En avril dernier, quand le cours du baril de pétrole a touché les abysses avec un prix négatif de 37,63 dollars (autrement dit c’est le vendeur qui donnait de l’argent à l’acheteur…), on a beaucoup parlé de la crise des capacités de stockages de l’or noir. De nombreuses télévisions américains ont ainsi diffusé les images de plusieurs dizaines de pétroliers mouillant au large des grands ports de la côte-ouest. Idem pour les fameuses barges qui cabotent sans fin le long de la côte-est. Etant incapables de trouver un endroit où entreposer ces cargaisons, nombre d’opérateurs étaient prêts à payer pour s’en délester.

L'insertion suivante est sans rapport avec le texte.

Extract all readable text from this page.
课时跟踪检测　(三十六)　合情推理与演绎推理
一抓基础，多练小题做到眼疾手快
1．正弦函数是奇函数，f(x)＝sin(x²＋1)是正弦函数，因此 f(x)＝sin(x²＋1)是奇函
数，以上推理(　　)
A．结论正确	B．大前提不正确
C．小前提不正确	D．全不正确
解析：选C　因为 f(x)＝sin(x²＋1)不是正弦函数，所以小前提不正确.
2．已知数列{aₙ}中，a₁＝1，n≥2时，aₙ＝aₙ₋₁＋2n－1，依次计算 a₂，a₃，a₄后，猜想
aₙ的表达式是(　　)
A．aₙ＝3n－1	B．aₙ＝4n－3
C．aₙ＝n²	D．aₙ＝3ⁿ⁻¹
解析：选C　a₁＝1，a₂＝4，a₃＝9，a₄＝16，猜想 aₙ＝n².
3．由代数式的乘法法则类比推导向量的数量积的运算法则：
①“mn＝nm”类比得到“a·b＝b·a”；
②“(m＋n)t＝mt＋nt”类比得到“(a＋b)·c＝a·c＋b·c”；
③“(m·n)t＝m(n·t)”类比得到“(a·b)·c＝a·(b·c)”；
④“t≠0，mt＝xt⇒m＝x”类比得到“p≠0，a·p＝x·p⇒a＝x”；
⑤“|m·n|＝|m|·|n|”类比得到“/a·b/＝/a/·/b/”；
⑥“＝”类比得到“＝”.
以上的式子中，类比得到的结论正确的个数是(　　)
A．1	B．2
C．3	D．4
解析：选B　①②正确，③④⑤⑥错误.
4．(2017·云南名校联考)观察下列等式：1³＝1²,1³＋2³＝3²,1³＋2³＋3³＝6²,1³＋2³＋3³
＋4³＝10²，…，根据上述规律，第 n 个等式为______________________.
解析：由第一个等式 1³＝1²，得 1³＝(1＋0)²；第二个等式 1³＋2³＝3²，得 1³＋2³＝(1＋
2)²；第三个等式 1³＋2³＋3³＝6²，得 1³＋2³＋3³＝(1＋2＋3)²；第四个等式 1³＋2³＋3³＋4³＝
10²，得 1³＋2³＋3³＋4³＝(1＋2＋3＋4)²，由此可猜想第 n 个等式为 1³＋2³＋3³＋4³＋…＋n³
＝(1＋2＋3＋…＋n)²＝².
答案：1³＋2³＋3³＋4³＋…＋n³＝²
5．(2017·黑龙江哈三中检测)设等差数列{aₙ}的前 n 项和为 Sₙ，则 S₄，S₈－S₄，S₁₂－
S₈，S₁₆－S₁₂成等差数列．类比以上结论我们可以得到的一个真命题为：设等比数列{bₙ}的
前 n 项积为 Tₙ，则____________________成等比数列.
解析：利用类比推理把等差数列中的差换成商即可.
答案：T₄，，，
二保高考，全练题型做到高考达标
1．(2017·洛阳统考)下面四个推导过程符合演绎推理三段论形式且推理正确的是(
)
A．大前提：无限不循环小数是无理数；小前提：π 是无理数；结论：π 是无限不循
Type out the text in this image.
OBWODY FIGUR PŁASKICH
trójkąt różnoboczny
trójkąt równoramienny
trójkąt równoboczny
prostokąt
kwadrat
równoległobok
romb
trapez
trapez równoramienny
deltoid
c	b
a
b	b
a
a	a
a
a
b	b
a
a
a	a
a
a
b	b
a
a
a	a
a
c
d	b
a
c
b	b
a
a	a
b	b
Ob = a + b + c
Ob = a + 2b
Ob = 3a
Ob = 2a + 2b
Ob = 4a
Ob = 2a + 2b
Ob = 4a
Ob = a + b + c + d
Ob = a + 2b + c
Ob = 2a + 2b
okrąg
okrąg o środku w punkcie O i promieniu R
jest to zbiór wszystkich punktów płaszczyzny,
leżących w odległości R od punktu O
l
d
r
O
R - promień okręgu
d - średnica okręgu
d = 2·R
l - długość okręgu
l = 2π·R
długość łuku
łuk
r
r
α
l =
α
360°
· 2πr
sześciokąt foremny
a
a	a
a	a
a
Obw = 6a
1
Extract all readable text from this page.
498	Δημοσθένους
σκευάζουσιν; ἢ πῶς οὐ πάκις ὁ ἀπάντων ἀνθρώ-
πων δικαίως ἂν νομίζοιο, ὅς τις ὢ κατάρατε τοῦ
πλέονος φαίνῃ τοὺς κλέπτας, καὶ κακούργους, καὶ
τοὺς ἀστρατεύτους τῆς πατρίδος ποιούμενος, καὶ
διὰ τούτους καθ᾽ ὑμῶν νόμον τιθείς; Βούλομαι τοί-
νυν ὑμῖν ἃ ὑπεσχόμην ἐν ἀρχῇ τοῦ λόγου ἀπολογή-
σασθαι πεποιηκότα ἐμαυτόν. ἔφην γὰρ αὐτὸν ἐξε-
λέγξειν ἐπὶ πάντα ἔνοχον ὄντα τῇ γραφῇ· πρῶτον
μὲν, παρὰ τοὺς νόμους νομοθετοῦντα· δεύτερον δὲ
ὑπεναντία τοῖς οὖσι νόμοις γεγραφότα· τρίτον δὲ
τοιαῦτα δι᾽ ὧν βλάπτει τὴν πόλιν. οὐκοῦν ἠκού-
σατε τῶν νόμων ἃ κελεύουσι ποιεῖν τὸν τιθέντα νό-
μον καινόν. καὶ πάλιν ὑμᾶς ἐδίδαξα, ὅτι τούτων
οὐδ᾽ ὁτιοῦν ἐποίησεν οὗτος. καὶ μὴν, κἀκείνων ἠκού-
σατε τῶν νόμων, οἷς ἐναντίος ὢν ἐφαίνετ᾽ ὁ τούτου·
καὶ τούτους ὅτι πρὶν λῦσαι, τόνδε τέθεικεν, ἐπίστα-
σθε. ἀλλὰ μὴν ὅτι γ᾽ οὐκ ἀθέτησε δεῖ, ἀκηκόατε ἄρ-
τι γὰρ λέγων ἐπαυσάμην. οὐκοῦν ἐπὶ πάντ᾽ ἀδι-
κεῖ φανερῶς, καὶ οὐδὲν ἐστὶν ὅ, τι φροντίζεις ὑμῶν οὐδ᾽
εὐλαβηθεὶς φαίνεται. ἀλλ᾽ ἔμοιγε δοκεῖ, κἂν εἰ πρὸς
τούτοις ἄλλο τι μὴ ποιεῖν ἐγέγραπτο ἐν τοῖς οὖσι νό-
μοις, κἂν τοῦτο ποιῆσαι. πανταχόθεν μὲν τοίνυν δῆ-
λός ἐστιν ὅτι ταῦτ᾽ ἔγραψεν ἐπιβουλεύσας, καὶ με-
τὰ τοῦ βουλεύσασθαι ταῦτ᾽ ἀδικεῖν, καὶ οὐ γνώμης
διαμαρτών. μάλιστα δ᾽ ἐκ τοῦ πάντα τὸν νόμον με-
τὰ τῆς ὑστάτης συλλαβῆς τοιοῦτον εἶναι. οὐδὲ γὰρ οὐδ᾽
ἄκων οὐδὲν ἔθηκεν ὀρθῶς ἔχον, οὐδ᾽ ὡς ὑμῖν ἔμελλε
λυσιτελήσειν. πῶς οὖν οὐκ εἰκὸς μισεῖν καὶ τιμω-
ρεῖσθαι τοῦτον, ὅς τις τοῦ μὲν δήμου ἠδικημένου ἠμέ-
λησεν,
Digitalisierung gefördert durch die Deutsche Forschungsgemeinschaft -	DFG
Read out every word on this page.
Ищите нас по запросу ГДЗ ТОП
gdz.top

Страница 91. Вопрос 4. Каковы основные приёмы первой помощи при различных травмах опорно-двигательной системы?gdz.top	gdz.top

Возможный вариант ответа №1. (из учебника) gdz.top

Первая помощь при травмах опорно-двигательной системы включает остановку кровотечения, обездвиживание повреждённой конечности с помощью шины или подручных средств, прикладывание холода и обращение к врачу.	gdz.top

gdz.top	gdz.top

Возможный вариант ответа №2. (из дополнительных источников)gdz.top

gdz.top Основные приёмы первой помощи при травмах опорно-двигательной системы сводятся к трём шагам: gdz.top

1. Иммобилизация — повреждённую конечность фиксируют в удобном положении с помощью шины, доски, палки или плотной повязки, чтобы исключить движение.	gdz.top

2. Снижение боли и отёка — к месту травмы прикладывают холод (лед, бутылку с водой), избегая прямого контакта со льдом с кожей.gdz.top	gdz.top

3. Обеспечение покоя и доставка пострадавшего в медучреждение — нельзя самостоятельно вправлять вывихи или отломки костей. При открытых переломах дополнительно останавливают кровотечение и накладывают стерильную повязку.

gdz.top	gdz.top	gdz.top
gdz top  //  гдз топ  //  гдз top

Réserves stratégiques américaines

Certes, cette chute des cours du baril en territoire négatif n’a pas duré. Mais elle a eu le mérite d’attirer l’attention sur la problématique du stockage du pétrole en circulation. Dans le milieu de l’or noir, il arrive que l’on parle des « barges fantômes » pour désigner des tankers dont on ne sait pas exactement qui détient la cargaison. Dans d’autres cas, ces cargaisons peuvent changer plusieurs fois de propriétaire alors que le navire est encore en haute mer. Si la durée n’est pas trop longue, stocker le pétrole dans un tanker est la meilleure solution en attendant de meilleurs jours. Mais, dans les temps présents, cela s’avère trop onéreux.

Alors, il existe d’autres solutions. Sensible au sort des compagnies pétrolières américaines, le président Donald Trump a poussé pour que les réserves stratégiques du pays, les fameuses SPR (pour Strategic Petroleum Reserve) puissent accepter des « dépôts » de compagnies privées. D’une capacité de 800 millions de pétrole, les SPR sont situées dans d’anciennes mines de sel au Texas et en Louisiane. Selon les dernières dispositions décidées par l’administration Trump, une capacité de 23 millions de barils sera réservée aux compagnies privées d’ici à mars 2021. Ce n’est pas beaucoup mais c’est déjà mieux que rien.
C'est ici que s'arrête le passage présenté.